By Tony Wright - December 1, 2004
I had not known him as long or as well as a lot of people. He was in Sydney and I was in Canberra, but for four years he was part of my weekly existence, gentling stories into life, offering wise suggestions and never once complaining that we were hurtling towards a deadline with large amounts of white space threatening.

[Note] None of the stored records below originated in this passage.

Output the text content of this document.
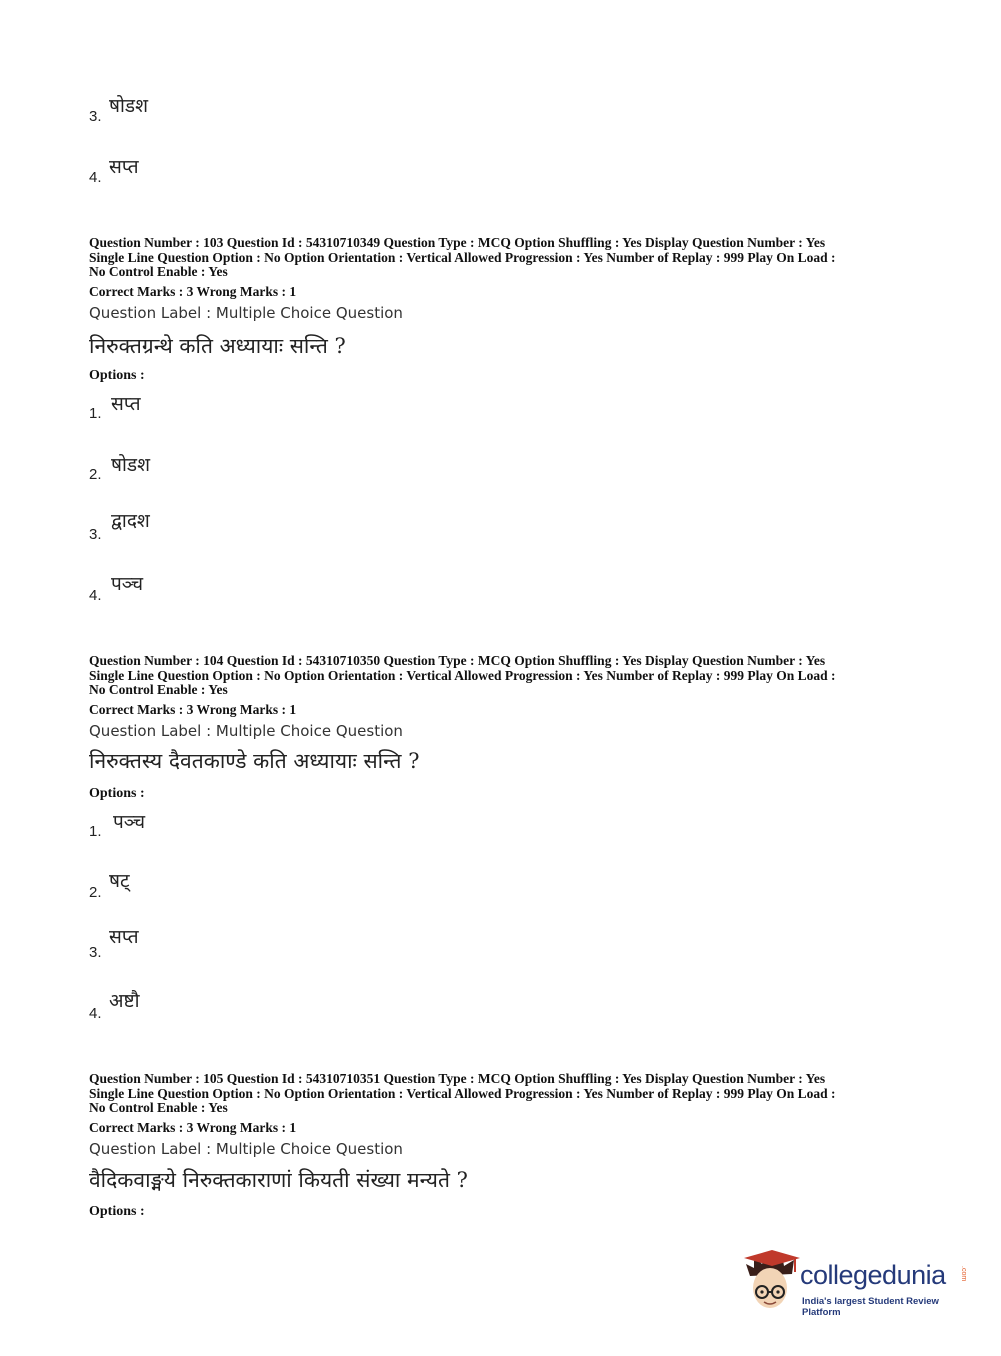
3. षोडश
4. सप्त
Question Number : 103 Question Id : 54310710349 Question Type : MCQ Option Shuffling : Yes Display Question Number : Yes
Single Line Question Option : No Option Orientation : Vertical Allowed Progression : Yes Number of Replay : 999 Play On Load :
No Control Enable : Yes
Correct Marks : 3 Wrong Marks : 1
Question Label : Multiple Choice Question
निरुक्तग्रन्थे कति अध्यायाः सन्ति ?
Options :
1. सप्त
2. षोडश
3.
द्वादश
4.
पञ्च
Question Number : 104 Question Id : 54310710350 Question Type : MCQ Option Shuffling : Yes Display Question Number : Yes
Single Line Question Option : No Option Orientation : Vertical Allowed Progression : Yes Number of Replay : 999 Play On Load :
No Control Enable : Yes
Correct Marks : 3 Wrong Marks : 1
Question Label : Multiple Choice Question
निरुक्तस्य दैवतकाण्डे कति अध्यायाः सन्ति ?
Options :
1. पञ्च
2.
षट्
3.
सप्त
4.
अष्टौ
Question Number : 105 Question Id : 54310710351 Question Type : MCQ Option Shuffling : Yes Display Question Number : Yes
Single Line Question Option : No Option Orientation : Vertical Allowed Progression : Yes Number of Replay : 999 Play On Load :
No Control Enable : Yes
Correct Marks : 3 Wrong Marks : 1
Question Label : Multiple Choice Question
वैदिकवाङ्मये निरुक्तकाराणां कियती संख्या मन्यते ?
Options :
collegedunia .com
India's largest Student Review Platform
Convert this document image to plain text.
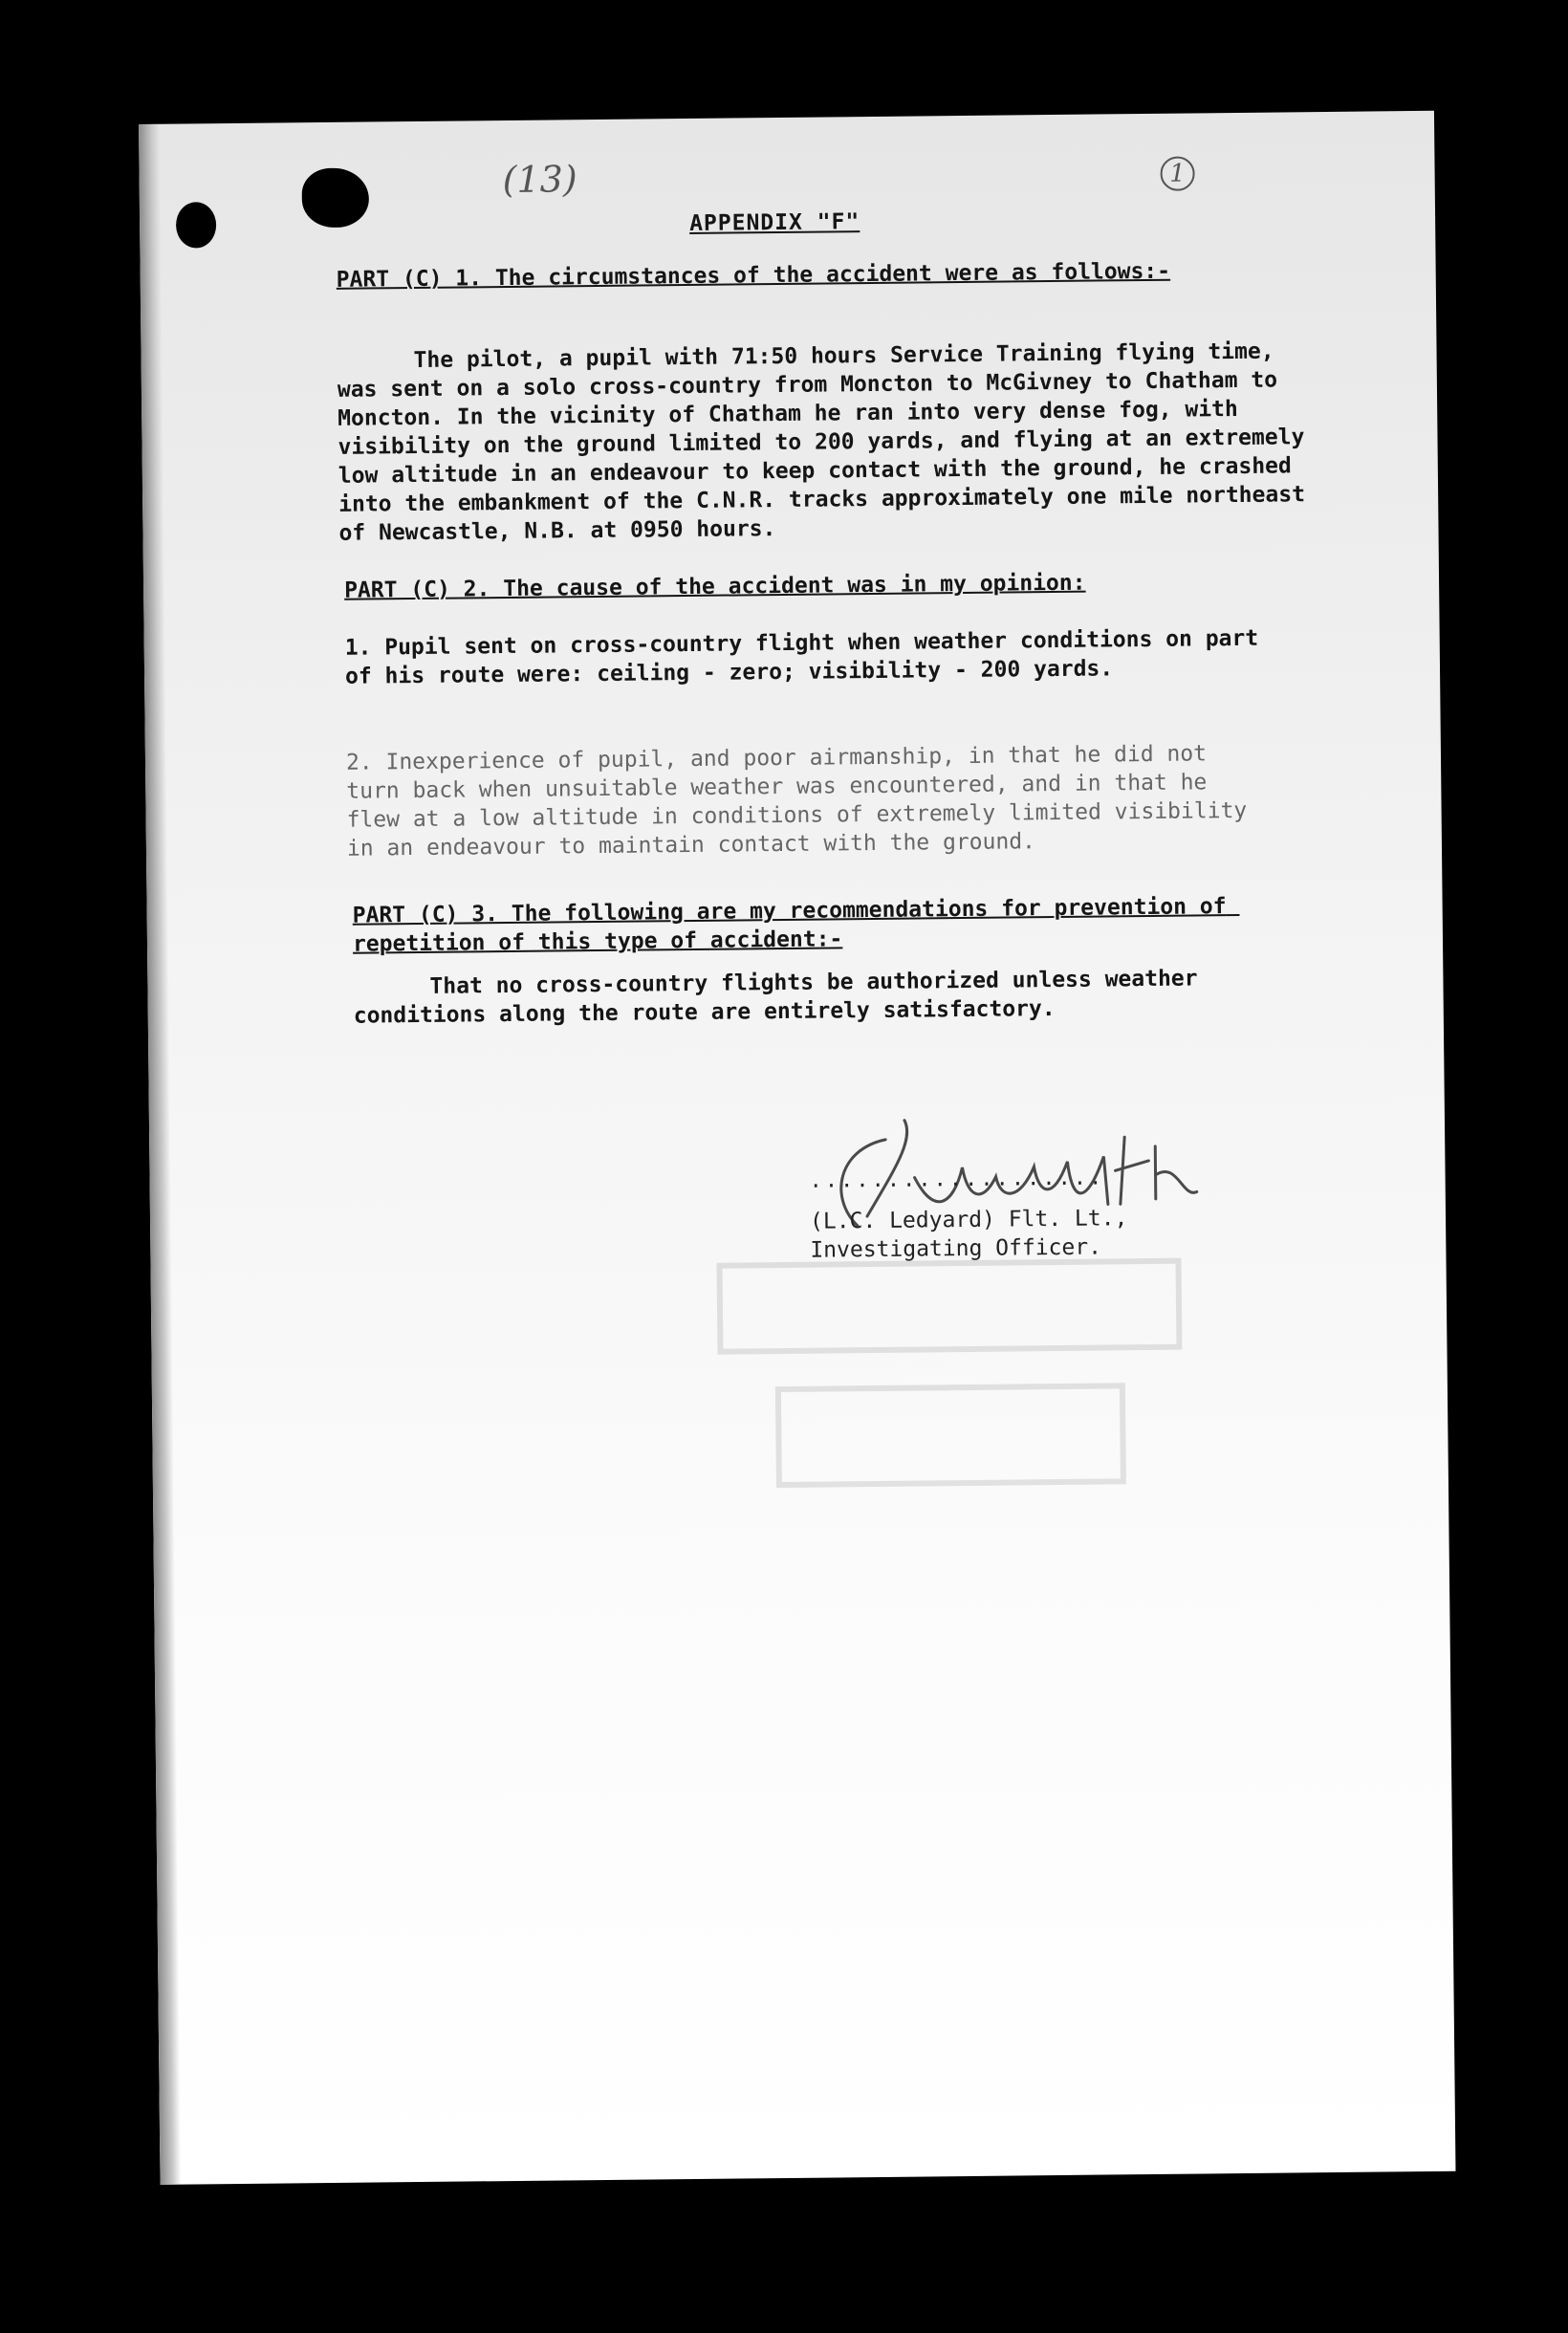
(13)	1
APPENDIX "F"
PART (C) 1. The circumstances of the accident were as follows:-
The pilot, a pupil with 71:50 hours Service Training flying time, was sent on a solo cross-country from Moncton to McGivney to Chatham to Moncton. In the vicinity of Chatham he ran into very dense fog, with visibility on the ground limited to 200 yards, and flying at an extremely low altitude in an endeavour to keep contact with the ground, he crashed into the embankment of the C.N.R. tracks approximately one mile northeast of Newcastle, N.B. at 0950 hours.
PART (C) 2. The cause of the accident was in my opinion:
1. Pupil sent on cross-country flight when weather conditions on part of his route were: ceiling - zero; visibility - 200 yards.
2. Inexperience of pupil, and poor airmanship, in that he did not turn back when unsuitable weather was encountered, and in that he flew at a low altitude in conditions of extremely limited visibility in an endeavour to maintain contact with the ground.
PART (C) 3. The following are my recommendations for prevention of repetition of this type of accident:-
That no cross-country flights be authorized unless weather conditions along the route are entirely satisfactory.
...................
(L.C. Ledyard) Flt. Lt.,
Investigating Officer.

He is, indeed, responsible for my chronic last-minute filing. A few weeks after arriving at The Bulletin, I was commissioned to write a 3,000-word feature. It would, surely, have to be filed at least a week early to allow the subs a decent run at it, I figured. Naturally, I found myself pressed hard against this self-imposed deadline and on a Sunday, I finally squirted the yarn down the line and in a state of mild hysteria, phoned The Bulletin newsroom to see if the thing had arrived. Col – who seems to have worked every Sunday of his life – answered the phone. As I began stammering apologies for filing so late, he interrupted. "Mate," he said calmly. "What are you talking about? No one files this early. We’ll have a look at it during the week and I’ll give you a call. Now relax and enjoy the rest of the weekend." I was astonished that such generosity existed on any news desk, and, sad to admit, never filed so early again. If this caused him dyspepsia, he never said.
On subsequent visits to Sydney, I had a few beers with Col at the occasional Sydney pub and always looked forward to his conversation. One mild night in Glebe we pulled up chairs to a table of pasta beneath the moon and Col ordered wine. My daughter aged 21 was with us and Col treated her as an equal. He drew her into our discussion and talked wine with her and books and journalism and life in Sydney and places distant and made her feel a part of something special. We were, of course, in the presence of a man of rare intelligence and breadth of experience, yet he was so humble he did not know any way of doing things other than with an easy, inclusive grace.
That’s where I want to leave Col in my memory, sipping a glass of good wine beneath a big moon on a Sydney night, chuckling away at some small absurdity of life and sharing his self-deprecating warmth. That, and an email he sent in response to a story I had written about visiting a house of Champagne in France. A particular vintage of Veuve Clicquot, I had written "makes a fellow feel like dancing." "Yes," Col wrote back. "It does make a fellow feel like dancing." None of us feel much like dancing right now, but Colin Climo will waltz through our thoughts for a very long time.